Authored by then second-term Congresswoman Nancy Pelosi of San Francisco, the legislation was to provide a safe harbor by giving the Chinese students in the U.S., some of whom demonstrated in sympathy with their colleagues in China, the opportunity to apply for immediate permanent residency in America.
America has a long generous tradition toward people being persecuted by their own government by offering them asylum and the opportunity to build new lives in the U.S. Eastern Europeans in the 1950s, Cubans after Castro’s 1959 revolution, and boat people from Southeast Asia and Soviet Jews in the 1970s are among those that come to mind.
Pelosi’s student protection act took three years to get through Congress. The backroom dealings apparently necessitated charging the 55,000 green cards slots needed by the students as an “advance” against future quotas of employment-based green card applications made on behalf of Chinese professionals that American companies wanted to hire.
The purpose of employment-based green cards is to allow American companies to hold onto foreign professional talent and keep them in the U.S. This provision is motivated by national self-interest and has nothing to do with humanitarian action. Indeed, the success of Silicon Valley has been due to the foreign talent we have been able to attract and keep as they start new companies and create jobs.

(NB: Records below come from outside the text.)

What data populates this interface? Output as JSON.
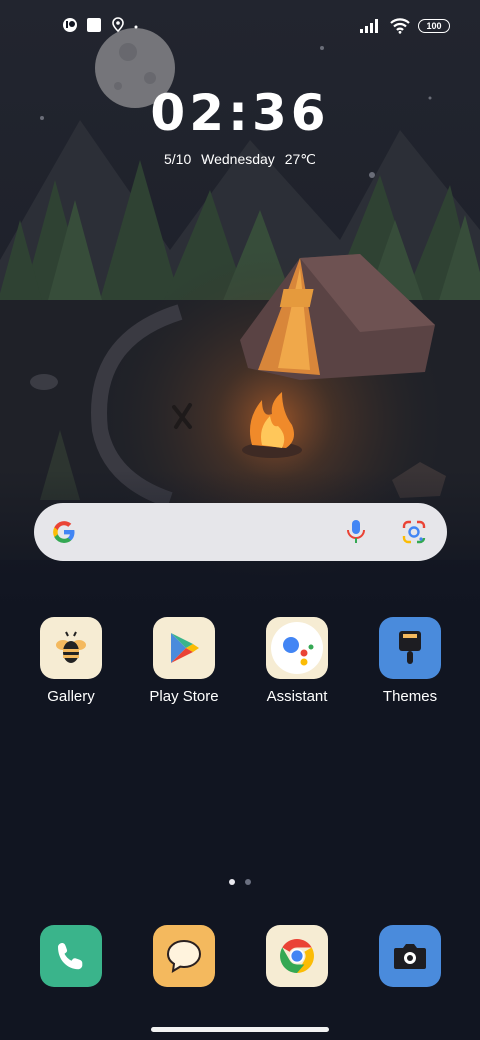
{
  "status_bar": {
    "left_icons": [
      "app-notification-icon",
      "square-notification-icon",
      "location-pin-icon",
      "more-dot-icon"
    ],
    "right_icons": [
      "signal-icon",
      "wifi-icon"
    ],
    "battery": "100"
  },
  "clock": {
    "time": "02:36",
    "date": "5/10",
    "weekday": "Wednesday",
    "temperature": "27℃"
  },
  "search": {
    "icons": [
      "google-logo-icon",
      "microphone-icon",
      "google-lens-icon"
    ]
  },
  "apps": [
    {
      "label": "Gallery",
      "icon": "bee-icon",
      "bg": "#f6ecd3"
    },
    {
      "label": "Play Store",
      "icon": "play-triangle-icon",
      "bg": "#f6ecd3"
    },
    {
      "label": "Assistant",
      "icon": "assistant-dots-icon",
      "bg": "#f6ecd3"
    },
    {
      "label": "Themes",
      "icon": "paint-brush-icon",
      "bg": "#4a8bdc"
    }
  ],
  "dock": [
    {
      "name": "phone",
      "icon": "phone-icon",
      "bg": "#3ab48b"
    },
    {
      "name": "messages",
      "icon": "chat-bubble-icon",
      "bg": "#f4b95e"
    },
    {
      "name": "chrome",
      "icon": "chrome-icon",
      "bg": "#f6ecd3"
    },
    {
      "name": "camera",
      "icon": "camera-icon",
      "bg": "#4a8bdc"
    }
  ],
  "pages": {
    "count": 2,
    "current": 1
  }
}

There was no logical reason or justification to tie a humanitarian act to our ability to employ skilled immigrants from the same country. The case involving students from China was unique.
Every year the U.S. grants a maximum of 140,000 green cards to highly skilled foreign professional workers, not more than 9800 from any one country. In fact, the 9800 slots from any one country of origin are rarely all given away except for China and India; in these cases, there are always more highly qualified applicants waiting to get their green cards than available slots. Chinese professionals being sponsored for green cards typically earned advanced degrees from American universities in the sciences, medicine and engineering.

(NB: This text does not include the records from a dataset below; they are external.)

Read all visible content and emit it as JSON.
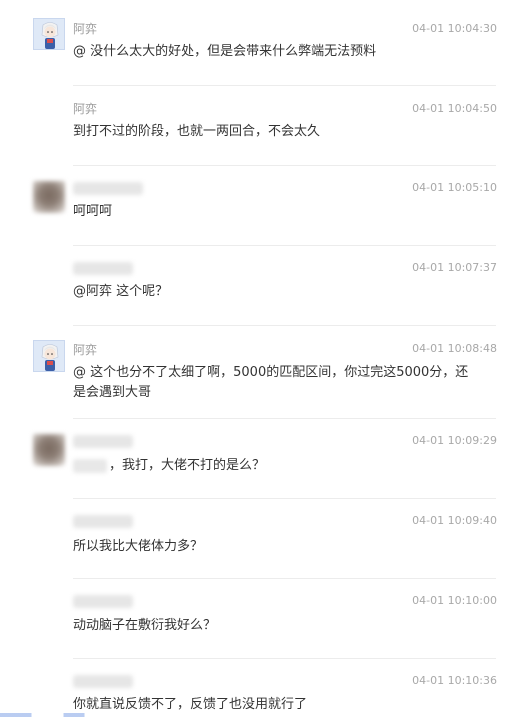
{
  "messages": [
    {
      "user": "阿弈",
      "time": "04-01 10:04:30",
      "text": "@  没什么太大的好处，但是会带来什么弊端无法预料",
      "avatar": "anime-avatar"
    },
    {
      "user": "阿弈",
      "time": "04-01 10:04:50",
      "text": "到打不过的阶段，也就一两回合，不会太久",
      "avatar": ""
    },
    {
      "user": "",
      "time": "04-01 10:05:10",
      "text": "呵呵呵",
      "avatar": "blurred-avatar"
    },
    {
      "user": "",
      "time": "04-01 10:07:37",
      "text": "@阿弈 这个呢？",
      "avatar": ""
    },
    {
      "user": "阿弈",
      "time": "04-01 10:08:48",
      "text": "@  这个也分不了太细了啊，5000的匹配区间，你过完这5000分，还是会遇到大哥",
      "avatar": "anime-avatar"
    },
    {
      "user": "",
      "time": "04-01 10:09:29",
      "text": "，我打，大佬不打的是么？",
      "avatar": "blurred-avatar"
    },
    {
      "user": "",
      "time": "04-01 10:09:40",
      "text": "所以我比大佬体力多？",
      "avatar": ""
    },
    {
      "user": "",
      "time": "04-01 10:10:00",
      "text": "动动脑子在敷衍我好么？",
      "avatar": ""
    },
    {
      "user": "",
      "time": "04-01 10:10:36",
      "text": "你就直说反馈不了，反馈了也没用就行了",
      "avatar": ""
    }
  ]
}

America’s biggest sources of highly trained talent, needed to keep our companies on the leading edge, naturally come from the two countries with the largest population. (One can, of course, argue whether it makes sense to use the same fixed quota for China and India as for other much smaller countries.)

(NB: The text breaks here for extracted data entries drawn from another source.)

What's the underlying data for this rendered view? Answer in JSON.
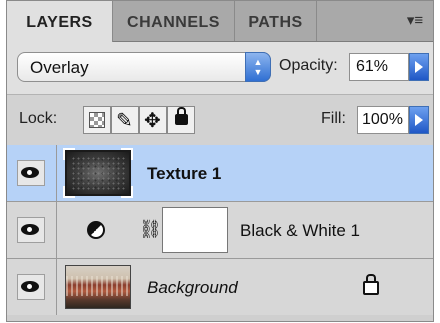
{
  "panel": {
    "tabs": [
      {
        "label": "LAYERS",
        "active": true
      },
      {
        "label": "CHANNELS",
        "active": false
      },
      {
        "label": "PATHS",
        "active": false
      }
    ],
    "menu_icon": "panel-menu-icon"
  },
  "blend": {
    "mode": "Overlay",
    "opacity_label": "Opacity:",
    "opacity_value": "61%"
  },
  "lock": {
    "label": "Lock:",
    "icons": [
      "lock-transparent-pixels-icon",
      "lock-image-pixels-icon",
      "lock-position-icon",
      "lock-all-icon"
    ],
    "fill_label": "Fill:",
    "fill_value": "100%"
  },
  "layers": [
    {
      "name": "Texture 1",
      "selected": true,
      "visible": true
    },
    {
      "name": "Black & White 1",
      "selected": false,
      "visible": true
    },
    {
      "name": "Background",
      "selected": false,
      "visible": true,
      "locked": true
    }
  ],
  "colors": {
    "selection": "#b6d2f7",
    "accent_blue": "#2f6fd3",
    "panel_bg": "#d7d7d7"
  }
}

In the case with China, the quota is made even more restrictive because the Student Protection Act took away 1000 slots from China every year until all 55,000 have been offset. It will be another 14 years before the green cards for students have been “paid back.”
Consequently, there is a log jam of Chinese with advanced degrees waiting for permanent residency in the US. Because of the offset, the average wait for a Chinese applying for a green card is over three years longer than for any other nationality.
Does it make any sense to make it harder for the professionals we want to keep, to stay in America? China’s economy is on the ascendancy while ours is heading in the opposite direction. Why are we encouraging them to consider taking their talents back to China—or even Canada?
Chinese immigrants have had to face a history of exclusionary discrimination in order to live in America. This obscure provision of the Student Protection Act, which came to light only recently, seems rooted in the same racist mindset.
A group of Chinese professionals in America waiting for their green cards has formed the Legal Immigrant Association to ask Congress to repeal this discriminatory provision of the Chinese Student Protection Act. They are also seeking support from Chinese American communities.
With two prominent Chinese Americans serving in President Obama’s cabinet, it should not be necessary to remind the people of America and members of Congress of the many contributions Chinese Americans have made in America.
This should be the right time to strike another racially discriminatory statute against the Chinese from our laws.